WASHINGTON – The wind, a favorite power source of the green energy movement, seems to be dying down across the United States. And the cause, ironically, may be global warming – the very problem wind power seeks to address.
The idea that winds may be slowing is still a speculative one, and scientists disagree whether that is happening. But a first-of-its-kind study suggests that average and peak wind speeds have been noticeably slowing since 1973, especially in the Midwest and the East.
“It’s a very large effect,” said study co-author Eugene Takle, a professor of atmospheric science at Iowa State University. In some places in the Midwest, the trend shows a 10 percent drop or more over a decade. That adds up when the average wind speed in the region is about 10 to 12 miles per hour.

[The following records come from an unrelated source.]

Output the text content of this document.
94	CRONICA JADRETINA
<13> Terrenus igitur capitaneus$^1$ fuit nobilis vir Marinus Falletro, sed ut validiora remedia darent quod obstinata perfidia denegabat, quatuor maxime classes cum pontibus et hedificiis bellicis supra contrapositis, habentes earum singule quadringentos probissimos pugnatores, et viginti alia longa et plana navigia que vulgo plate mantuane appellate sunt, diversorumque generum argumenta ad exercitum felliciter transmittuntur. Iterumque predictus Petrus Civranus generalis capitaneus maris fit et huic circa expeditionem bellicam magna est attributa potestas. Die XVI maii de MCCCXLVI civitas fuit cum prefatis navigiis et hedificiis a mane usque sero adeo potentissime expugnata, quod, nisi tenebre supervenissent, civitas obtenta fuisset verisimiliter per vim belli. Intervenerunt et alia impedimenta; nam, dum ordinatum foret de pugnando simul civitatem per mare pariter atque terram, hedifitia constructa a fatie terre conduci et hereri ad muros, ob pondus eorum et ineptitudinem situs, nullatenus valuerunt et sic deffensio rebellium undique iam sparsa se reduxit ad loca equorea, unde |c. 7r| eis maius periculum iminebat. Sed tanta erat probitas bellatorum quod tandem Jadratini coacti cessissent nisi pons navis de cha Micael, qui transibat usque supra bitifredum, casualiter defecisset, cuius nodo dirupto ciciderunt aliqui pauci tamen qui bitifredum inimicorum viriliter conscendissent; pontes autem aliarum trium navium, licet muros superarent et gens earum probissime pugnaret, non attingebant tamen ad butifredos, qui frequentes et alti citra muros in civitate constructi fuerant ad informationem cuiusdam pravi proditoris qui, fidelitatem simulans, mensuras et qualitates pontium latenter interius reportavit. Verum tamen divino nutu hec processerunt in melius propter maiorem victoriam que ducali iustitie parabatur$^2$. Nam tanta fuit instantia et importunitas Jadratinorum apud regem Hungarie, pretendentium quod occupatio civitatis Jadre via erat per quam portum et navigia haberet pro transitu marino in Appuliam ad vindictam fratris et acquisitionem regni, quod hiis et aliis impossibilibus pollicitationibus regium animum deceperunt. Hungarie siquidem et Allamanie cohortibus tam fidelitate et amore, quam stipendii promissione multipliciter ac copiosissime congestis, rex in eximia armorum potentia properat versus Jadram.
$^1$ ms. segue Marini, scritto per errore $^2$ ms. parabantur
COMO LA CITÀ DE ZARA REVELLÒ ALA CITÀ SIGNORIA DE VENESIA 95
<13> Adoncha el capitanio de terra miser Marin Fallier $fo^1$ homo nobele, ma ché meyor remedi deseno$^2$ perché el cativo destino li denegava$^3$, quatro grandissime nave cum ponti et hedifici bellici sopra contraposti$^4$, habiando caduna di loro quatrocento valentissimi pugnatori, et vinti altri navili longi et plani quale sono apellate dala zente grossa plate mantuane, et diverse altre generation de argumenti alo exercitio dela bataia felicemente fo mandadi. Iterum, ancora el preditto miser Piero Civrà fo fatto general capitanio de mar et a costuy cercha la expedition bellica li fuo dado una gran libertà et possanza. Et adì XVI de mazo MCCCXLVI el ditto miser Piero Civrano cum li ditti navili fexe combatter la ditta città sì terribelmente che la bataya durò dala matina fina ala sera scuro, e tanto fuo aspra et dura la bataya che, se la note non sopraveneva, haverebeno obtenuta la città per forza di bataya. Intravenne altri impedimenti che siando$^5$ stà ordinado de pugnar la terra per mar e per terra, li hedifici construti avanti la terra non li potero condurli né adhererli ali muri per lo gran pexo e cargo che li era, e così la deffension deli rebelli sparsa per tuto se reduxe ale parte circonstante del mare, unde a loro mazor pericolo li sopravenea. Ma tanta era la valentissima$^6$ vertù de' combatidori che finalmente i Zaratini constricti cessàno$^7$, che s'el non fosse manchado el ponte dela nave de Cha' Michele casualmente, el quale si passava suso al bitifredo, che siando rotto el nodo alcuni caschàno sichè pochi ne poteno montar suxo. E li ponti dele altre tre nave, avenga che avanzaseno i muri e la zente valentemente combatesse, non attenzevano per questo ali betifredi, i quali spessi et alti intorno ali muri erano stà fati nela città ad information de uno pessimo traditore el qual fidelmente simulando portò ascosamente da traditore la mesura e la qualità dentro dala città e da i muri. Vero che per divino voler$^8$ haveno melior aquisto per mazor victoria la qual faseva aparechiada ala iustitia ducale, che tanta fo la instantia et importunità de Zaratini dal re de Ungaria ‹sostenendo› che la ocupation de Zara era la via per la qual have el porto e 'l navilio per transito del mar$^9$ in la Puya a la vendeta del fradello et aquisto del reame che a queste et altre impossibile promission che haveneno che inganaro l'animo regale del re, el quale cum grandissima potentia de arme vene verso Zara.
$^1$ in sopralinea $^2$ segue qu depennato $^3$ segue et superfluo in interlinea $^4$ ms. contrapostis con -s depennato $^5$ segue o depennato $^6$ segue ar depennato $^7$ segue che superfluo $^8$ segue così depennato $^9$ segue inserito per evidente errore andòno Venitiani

There’s been a jump in the number of low or no wind days in the Midwest, said the study’s lead author, Sara Pryor, an atmospheric scientist at Indiana University.
Wind measurements plotted out on U.S. maps by Pryor show wind speeds falling mostly along and east of the Mississippi River. Some areas that are banking on wind power, such as west Texas and parts of the northern Plains, do not show winds slowing nearly as much. Yet, states such as Ohio, Indiana, Michigan, Illinois, Kansas, Virginia, Louisiana, Georgia, northern Maine and western Montana show some of the biggest drops in wind speeds.
Still, the study, which will be published in August in the peer-reviewed Journal of Geophysical Research, is preliminary. There are enough questions that even the authors say it’s too early to know if this is a real trend or not. But it raises a new side effect of global warming that hasn’t been looked into before.
The ambiguity of the results is due to changes in wind-measuring instruments over the years, according to Pryor. And while actual measurements found diminished winds, some climate computer models – which are not direct observations – did not, she said.
Jeff Freedman, an atmospheric scientist with AWS Truewind, an Albany, N.Y., renewable energy consulting firm, has studied the same topic but hasn’t published in a scientific journal yet. He said his research has found no definitive trend of reduced surface wind speed.
Several outside experts mostly agree that there are signs that wind speed is decreasing and that global warming is the likely culprit.
A naysayer is Gavin Schmidt, a NASA climate scientist in New York who said the results conflict with climate models that show no effect from global warming. He also doubts that any decline in the winds that might be occurring has much of an effect on wind power.